TEMPO.CO, Jakarta - - Mahkamah Agung melipatgandakan hukuman bekas Ketua Umum Partai Demokrat Anas Urbaningrum menjadi 14 tahun penjara dan denda Rp 5 miliar subsidair 1 tahun 4 bulan penjara. Selain itu, mantan anggota Komisi Pemilihan Umum ini diwajibkan membayar uang pengganti sebesar Rp 57 miliar. Jika tak dibayar dalam waktu sebulan, maka seluruh kekayaannya bakal dilelang. "Jika kekayaan yang dilelang belum cukup, ia terancam penjara selama 4 tahun," kata Hakim Agung Krisna Harahap melalui pesan elektronik, Senin, 8 Juni 2015. (baca: Hukuman Diperberat MA Jadi 14 Tahun, Anas Urbaningrum Ajukan PK)
Tambahan Hukuman Anas masih ada lagi. Mahkamah mencabut hak politik Anas, sehingga Anas kehilangan hak untuk dipilih di jabatan publik. Putusan ini diketuk Majelis hakim yang dipimpin Artidjo Alkostar, MS Lumme, dan Krisna. "Terkait pencabutan hak politik, majelis kasasi menilai publik harus dilindungi dari kemungkinan sarah pilih seseorang yang nyata-nyatanya telah mengkhianati amanah yang pernah diberikan publik padanya," kata Krisna.
Menurut Krisna, majelis kasasi yakin Anas terbukti melanggar Pasal 12 huruf a Undang-Undang Pemberantasan Korupsi Juncto Pasal 64 KUHP, Pasal 3 UU Pemberantasan Pencucian Uang, serta Pasal 3 ayat (1) huruf c UU Pencucian Uang. Pasal-pasal itu mengatur perbuatan korupsi dalam proyek pembangunan pusat olahraga Hambalang, serta melakukan pencucian uang. Padahal di tingkat banding, Pengadilan Tinggi DKI Jakarta telah meringankan vonis Anas dari 8 tahun penjara menjadi 7 tahun penjara.

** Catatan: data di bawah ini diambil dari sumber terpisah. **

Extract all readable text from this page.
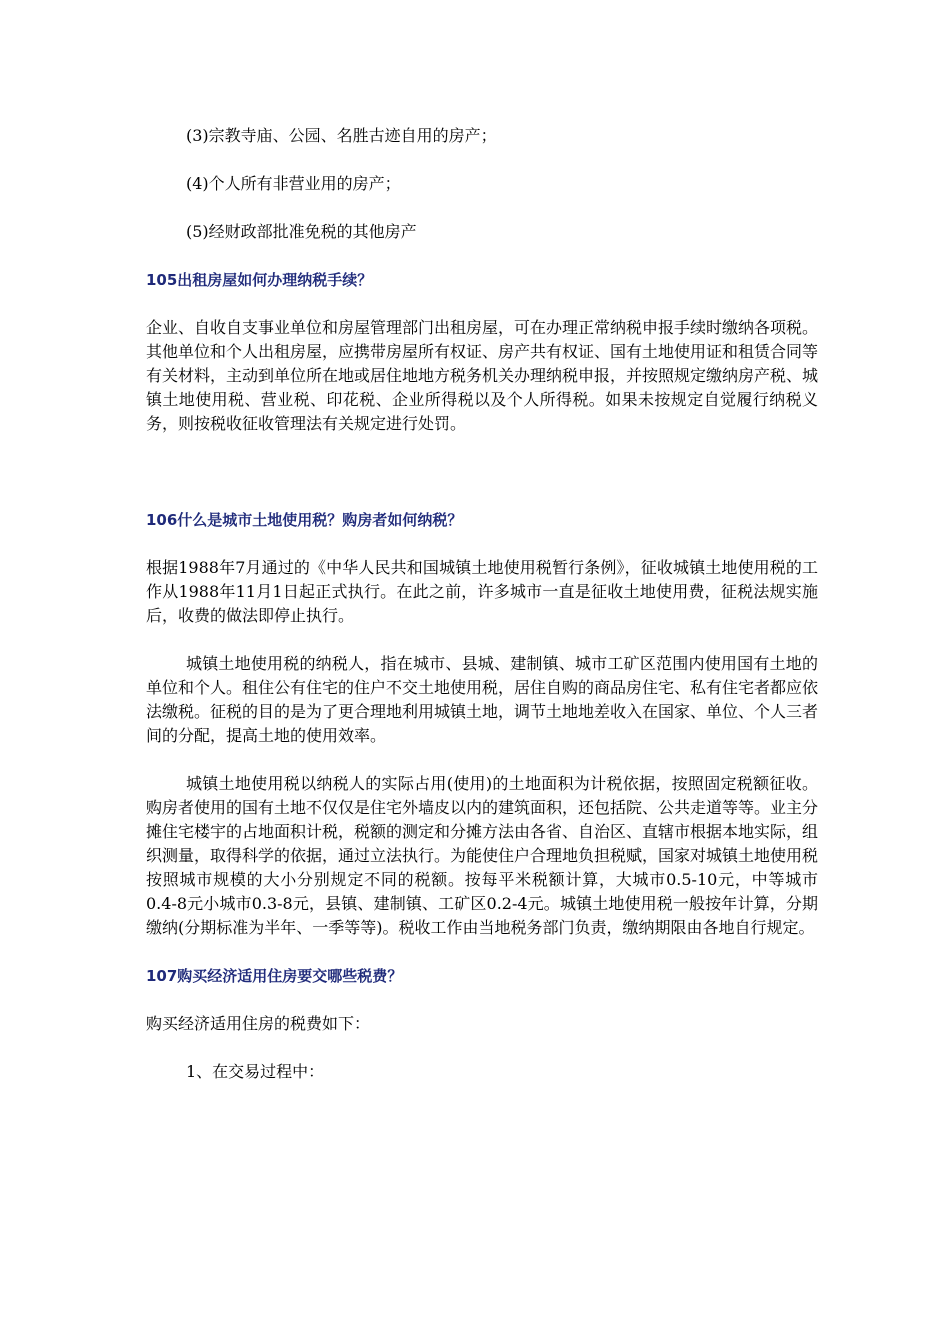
(3)宗教寺庙、公园、名胜古迹自用的房产；

(4)个人所有非营业用的房产；

(5)经财政部批准免税的其他房产

105出租房屋如何办理纳税手续？

企业、自收自支事业单位和房屋管理部门出租房屋，可在办理正常纳税申报手续时缴纳各项税。其他单位和个人出租房屋，应携带房屋所有权证、房产共有权证、国有土地使用证和租赁合同等有关材料，主动到单位所在地或居住地地方税务机关办理纳税申报，并按照规定缴纳房产税、城镇土地使用税、营业税、印花税、企业所得税以及个人所得税。如果未按规定自觉履行纳税义务，则按税收征收管理法有关规定进行处罚。

106什么是城市土地使用税？购房者如何纳税？

根据1988年7月通过的《中华人民共和国城镇土地使用税暂行条例》，征收城镇土地使用税的工作从1988年11月1日起正式执行。在此之前，许多城市一直是征收土地使用费，征税法规实施后，收费的做法即停止执行。

城镇土地使用税的纳税人，指在城市、县城、建制镇、城市工矿区范围内使用国有土地的单位和个人。租住公有住宅的住户不交土地使用税，居住自购的商品房住宅、私有住宅者都应依法缴税。征税的目的是为了更合理地利用城镇土地，调节土地地差收入在国家、单位、个人三者间的分配，提高土地的使用效率。

城镇土地使用税以纳税人的实际占用(使用)的土地面积为计税依据，按照固定税额征收。购房者使用的国有土地不仅仅是住宅外墙皮以内的建筑面积，还包括院、公共走道等等。业主分摊住宅楼宇的占地面积计税，税额的测定和分摊方法由各省、自治区、直辖市根据本地实际，组织测量，取得科学的依据，通过立法执行。为能使住户合理地负担税赋，国家对城镇土地使用税按照城市规模的大小分别规定不同的税额。按每平米税额计算，大城市0.5-10元，中等城市0.4-8元小城市0.3-8元，县镇、建制镇、工矿区0.2-4元。城镇土地使用税一般按年计算，分期缴纳(分期标准为半年、一季等等)。税收工作由当地税务部门负责，缴纳期限由各地自行规定。

107购买经济适用住房要交哪些税费？

购买经济适用住房的税费如下：

1、在交易过程中：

Majelis kasasi menolak keberatan Anas yang menyatakan pembuktian pencucian uang harus didahului pembuktian pidana asal alias 'predicate crime'. Menurut Krisna, Pasal 69 UU Pencegahan dan Pemberantasan Pencucian Uang mengatur pembuktian pencucian uang tak harus menunggu pembuktian 'predicate crime'.
Pengacara Anas, Handika Honggo Wongso, menyebut putusan kasasi terhadap kliennya sebagai vonis yang gila. "Sungguh berat sekali. Majelis kasasi lebih mengedepankan semangat menghukum ketimbang semangat mencari keadilan," katanya melalui pesan pendek, Senin, 8 Juni 2015.
Handika menyatakan akan mengajukan upaya Peninjauan Kembali. "Sidang kasasi itu memeriksa soal penerapan hukum. Jika sampai majelis kembali mempertimbangkan fakta untuk dasar hukum, ya jelas keliru. Tentu itu harus dilawan secara total," ujarnya.